Arguments about balloting and voter participation have highlighted the race for secretary of state, who serves as the state's chief election official.
The candidates are Ron Thornburgh of Topeka, the Republican incumbent; state Sen. David Haley, a Democrat from Kansas City, Kan.; Rob Hodgkinson of Stilwell, who is chairman of the Libertarian Party of Kansas; and the Reform Party's Joseph Martin of St. Marys.
Many thought Thornburgh would run for governor, but he declined, saying it would have been too much strain on his family. Instead he seeks a third four-year term as secretary of state.
Thornburgh defeated a challenger on his right in the Republican Party primary, and then prepared for a rematch with Haley, whom he defeated in 2002 with 65 percent of the vote.
Haley survived a Democratic Party primary by less than one-half of a percentage point.
Haley, who has been in the Legislature since 1994, probably is best known for championing legislation to increase penalties for animal cruelty.
In the current campaign, he has said voters should be given a "paper trail" to verify votes that are cast electronically.

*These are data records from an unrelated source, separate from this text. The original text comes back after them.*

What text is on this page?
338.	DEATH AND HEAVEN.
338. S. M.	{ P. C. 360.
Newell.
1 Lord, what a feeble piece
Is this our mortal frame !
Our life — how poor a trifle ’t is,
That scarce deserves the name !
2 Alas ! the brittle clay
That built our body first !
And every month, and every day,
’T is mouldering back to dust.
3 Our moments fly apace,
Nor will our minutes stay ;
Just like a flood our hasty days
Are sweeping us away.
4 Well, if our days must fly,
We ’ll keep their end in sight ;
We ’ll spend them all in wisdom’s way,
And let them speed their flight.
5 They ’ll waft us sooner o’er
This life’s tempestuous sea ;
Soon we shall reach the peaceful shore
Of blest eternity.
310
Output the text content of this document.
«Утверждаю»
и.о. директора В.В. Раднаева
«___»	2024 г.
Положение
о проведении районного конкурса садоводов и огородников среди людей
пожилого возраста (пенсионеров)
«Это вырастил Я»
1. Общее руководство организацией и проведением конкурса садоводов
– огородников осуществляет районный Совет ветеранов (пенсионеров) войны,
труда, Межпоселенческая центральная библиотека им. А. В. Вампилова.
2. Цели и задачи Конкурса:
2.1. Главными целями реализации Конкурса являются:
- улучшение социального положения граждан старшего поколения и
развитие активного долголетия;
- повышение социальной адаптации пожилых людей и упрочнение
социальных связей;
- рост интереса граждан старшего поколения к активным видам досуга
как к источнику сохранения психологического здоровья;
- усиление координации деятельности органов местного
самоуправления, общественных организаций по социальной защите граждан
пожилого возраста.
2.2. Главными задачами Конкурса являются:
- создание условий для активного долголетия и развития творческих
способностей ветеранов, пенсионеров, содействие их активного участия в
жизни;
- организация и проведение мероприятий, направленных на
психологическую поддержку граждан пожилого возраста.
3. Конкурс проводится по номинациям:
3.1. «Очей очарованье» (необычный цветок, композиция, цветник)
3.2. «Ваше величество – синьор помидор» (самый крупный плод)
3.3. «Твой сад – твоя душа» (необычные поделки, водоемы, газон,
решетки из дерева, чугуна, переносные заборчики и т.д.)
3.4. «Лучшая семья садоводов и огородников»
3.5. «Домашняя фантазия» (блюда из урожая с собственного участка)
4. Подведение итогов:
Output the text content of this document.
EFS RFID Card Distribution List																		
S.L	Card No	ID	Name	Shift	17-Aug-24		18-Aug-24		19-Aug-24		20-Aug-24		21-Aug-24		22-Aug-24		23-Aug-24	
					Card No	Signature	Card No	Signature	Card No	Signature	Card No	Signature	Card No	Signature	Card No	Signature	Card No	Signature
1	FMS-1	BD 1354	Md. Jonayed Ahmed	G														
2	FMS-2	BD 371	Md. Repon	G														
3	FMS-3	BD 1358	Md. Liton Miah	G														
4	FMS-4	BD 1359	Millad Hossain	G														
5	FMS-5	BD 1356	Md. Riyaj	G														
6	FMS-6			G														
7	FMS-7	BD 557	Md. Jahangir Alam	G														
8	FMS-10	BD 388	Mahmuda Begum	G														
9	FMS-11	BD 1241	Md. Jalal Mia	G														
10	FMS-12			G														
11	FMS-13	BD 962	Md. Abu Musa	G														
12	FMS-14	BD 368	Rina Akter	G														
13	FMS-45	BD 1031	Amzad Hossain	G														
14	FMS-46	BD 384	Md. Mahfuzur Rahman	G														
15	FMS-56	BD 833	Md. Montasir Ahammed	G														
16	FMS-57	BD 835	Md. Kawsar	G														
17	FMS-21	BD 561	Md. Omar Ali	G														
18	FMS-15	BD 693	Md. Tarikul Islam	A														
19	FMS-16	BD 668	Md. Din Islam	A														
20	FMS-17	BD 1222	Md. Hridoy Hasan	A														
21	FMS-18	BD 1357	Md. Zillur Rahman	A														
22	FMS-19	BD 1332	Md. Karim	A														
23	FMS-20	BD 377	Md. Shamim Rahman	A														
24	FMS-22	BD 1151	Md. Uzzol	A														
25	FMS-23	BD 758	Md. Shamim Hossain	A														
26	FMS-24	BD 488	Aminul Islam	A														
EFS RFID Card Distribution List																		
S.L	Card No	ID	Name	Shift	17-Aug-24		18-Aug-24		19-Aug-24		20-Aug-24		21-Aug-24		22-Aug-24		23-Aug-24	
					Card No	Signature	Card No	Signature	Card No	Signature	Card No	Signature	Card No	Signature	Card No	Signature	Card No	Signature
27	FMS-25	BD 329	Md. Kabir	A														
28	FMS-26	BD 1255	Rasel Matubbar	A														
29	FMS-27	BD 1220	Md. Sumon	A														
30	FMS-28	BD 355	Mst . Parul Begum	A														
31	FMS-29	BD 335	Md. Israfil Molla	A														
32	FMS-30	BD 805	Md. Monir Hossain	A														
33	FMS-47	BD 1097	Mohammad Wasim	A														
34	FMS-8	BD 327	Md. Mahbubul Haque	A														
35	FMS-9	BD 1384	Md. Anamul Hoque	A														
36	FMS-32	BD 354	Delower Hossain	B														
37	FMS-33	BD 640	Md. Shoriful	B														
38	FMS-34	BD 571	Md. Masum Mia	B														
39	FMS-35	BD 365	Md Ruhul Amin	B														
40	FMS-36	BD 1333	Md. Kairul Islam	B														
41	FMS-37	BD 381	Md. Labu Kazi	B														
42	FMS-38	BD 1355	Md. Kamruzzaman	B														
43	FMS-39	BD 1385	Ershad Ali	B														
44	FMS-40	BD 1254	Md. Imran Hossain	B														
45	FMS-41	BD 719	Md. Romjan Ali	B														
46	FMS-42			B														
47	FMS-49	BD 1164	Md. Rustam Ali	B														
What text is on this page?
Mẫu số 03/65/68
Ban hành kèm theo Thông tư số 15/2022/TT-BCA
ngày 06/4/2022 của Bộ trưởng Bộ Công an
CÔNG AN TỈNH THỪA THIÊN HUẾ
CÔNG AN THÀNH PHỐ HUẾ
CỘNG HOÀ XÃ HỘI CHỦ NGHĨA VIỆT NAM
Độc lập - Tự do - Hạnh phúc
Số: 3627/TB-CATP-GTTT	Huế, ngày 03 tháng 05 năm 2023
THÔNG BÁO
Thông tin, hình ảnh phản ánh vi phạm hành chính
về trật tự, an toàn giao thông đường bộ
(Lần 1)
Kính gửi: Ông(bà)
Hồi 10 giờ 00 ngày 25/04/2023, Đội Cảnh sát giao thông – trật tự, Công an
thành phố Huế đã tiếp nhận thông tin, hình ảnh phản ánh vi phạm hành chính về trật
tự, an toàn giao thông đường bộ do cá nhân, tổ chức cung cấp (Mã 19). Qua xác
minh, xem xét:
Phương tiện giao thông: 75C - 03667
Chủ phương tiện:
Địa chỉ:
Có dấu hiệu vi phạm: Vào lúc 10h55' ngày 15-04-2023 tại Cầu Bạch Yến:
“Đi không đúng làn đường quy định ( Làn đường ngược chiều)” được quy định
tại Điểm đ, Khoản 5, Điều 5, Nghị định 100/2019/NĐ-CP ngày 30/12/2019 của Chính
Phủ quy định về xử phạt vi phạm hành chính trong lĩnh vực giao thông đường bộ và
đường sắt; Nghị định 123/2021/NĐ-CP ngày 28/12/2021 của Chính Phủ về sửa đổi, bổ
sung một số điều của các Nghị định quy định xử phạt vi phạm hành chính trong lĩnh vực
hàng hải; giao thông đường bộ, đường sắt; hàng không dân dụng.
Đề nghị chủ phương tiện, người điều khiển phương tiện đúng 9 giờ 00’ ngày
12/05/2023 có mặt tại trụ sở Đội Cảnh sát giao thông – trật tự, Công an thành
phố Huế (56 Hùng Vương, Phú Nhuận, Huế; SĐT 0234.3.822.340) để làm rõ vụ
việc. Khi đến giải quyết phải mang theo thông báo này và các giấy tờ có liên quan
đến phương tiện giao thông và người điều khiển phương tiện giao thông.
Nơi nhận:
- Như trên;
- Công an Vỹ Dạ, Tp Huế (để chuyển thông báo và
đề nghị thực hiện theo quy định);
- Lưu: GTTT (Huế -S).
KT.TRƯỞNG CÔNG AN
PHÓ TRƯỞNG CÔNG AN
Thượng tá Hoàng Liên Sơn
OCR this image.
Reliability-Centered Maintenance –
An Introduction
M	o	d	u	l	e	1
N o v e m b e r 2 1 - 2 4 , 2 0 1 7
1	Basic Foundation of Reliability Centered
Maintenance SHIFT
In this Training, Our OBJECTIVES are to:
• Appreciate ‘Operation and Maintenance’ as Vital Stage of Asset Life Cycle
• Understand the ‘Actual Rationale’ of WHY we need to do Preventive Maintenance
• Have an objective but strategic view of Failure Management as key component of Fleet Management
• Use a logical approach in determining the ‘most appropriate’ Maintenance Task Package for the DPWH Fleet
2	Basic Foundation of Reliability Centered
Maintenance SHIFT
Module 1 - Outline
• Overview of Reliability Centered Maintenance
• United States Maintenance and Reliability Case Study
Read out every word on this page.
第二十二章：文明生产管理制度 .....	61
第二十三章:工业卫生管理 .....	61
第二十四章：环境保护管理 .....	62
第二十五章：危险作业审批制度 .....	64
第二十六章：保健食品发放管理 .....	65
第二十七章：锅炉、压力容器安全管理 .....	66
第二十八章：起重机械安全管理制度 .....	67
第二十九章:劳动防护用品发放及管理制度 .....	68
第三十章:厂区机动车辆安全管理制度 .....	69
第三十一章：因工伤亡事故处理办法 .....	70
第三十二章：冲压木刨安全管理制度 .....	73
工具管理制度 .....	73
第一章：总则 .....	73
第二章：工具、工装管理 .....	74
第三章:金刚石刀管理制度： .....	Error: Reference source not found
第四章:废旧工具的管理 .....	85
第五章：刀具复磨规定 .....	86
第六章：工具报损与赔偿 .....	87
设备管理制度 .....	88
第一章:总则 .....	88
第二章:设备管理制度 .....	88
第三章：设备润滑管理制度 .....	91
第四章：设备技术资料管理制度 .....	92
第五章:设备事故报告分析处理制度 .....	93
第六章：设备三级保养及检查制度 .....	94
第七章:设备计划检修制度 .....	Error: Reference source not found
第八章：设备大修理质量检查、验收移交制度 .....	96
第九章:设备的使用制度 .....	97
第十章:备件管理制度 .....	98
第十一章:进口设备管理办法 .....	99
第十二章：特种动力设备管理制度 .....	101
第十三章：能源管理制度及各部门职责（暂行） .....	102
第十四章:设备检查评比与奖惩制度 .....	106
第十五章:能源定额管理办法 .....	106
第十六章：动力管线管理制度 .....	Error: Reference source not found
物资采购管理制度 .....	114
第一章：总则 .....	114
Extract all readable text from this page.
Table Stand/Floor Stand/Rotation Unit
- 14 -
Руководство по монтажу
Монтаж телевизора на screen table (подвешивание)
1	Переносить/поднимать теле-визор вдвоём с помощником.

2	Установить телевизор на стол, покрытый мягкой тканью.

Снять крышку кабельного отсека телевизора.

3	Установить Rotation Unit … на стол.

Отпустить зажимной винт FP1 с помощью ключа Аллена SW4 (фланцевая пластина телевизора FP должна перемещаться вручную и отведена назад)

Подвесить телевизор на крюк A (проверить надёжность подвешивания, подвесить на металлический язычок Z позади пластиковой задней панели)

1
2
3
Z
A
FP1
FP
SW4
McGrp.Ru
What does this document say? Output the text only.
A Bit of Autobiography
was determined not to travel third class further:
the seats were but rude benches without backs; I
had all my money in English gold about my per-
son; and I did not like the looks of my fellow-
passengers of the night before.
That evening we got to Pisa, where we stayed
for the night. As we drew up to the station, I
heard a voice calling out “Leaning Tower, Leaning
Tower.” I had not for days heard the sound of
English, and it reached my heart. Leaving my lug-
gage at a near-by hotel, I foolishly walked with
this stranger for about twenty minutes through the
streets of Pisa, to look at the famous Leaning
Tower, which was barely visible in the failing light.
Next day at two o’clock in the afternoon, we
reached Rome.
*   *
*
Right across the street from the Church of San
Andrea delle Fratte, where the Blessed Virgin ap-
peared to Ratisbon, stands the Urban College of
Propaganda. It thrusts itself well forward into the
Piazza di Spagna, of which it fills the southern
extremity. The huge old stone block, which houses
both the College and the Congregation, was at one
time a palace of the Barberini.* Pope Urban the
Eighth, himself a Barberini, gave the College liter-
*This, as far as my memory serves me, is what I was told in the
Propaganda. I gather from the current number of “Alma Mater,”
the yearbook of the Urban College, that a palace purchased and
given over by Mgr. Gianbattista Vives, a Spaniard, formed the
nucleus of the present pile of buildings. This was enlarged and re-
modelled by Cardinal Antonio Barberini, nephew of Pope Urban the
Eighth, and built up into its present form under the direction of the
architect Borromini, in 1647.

But Thornburgh counters that the current voting machines can be verified if a recount is needed.
Haley also has questioned whether Thornburgh has done enough to boost voter turnout, which hit a record low 18.2 percent in the August primary. Thornburgh has said the low turnout was caused by the low number of contested races.
Recently, Thornburgh came under fire after the state had to replace Spanish-language voter registration cards because the cards were confusing and different from the English version. Thornburgh also was chided because no one speaks Spanish at the voter-information hot line number printed on the card.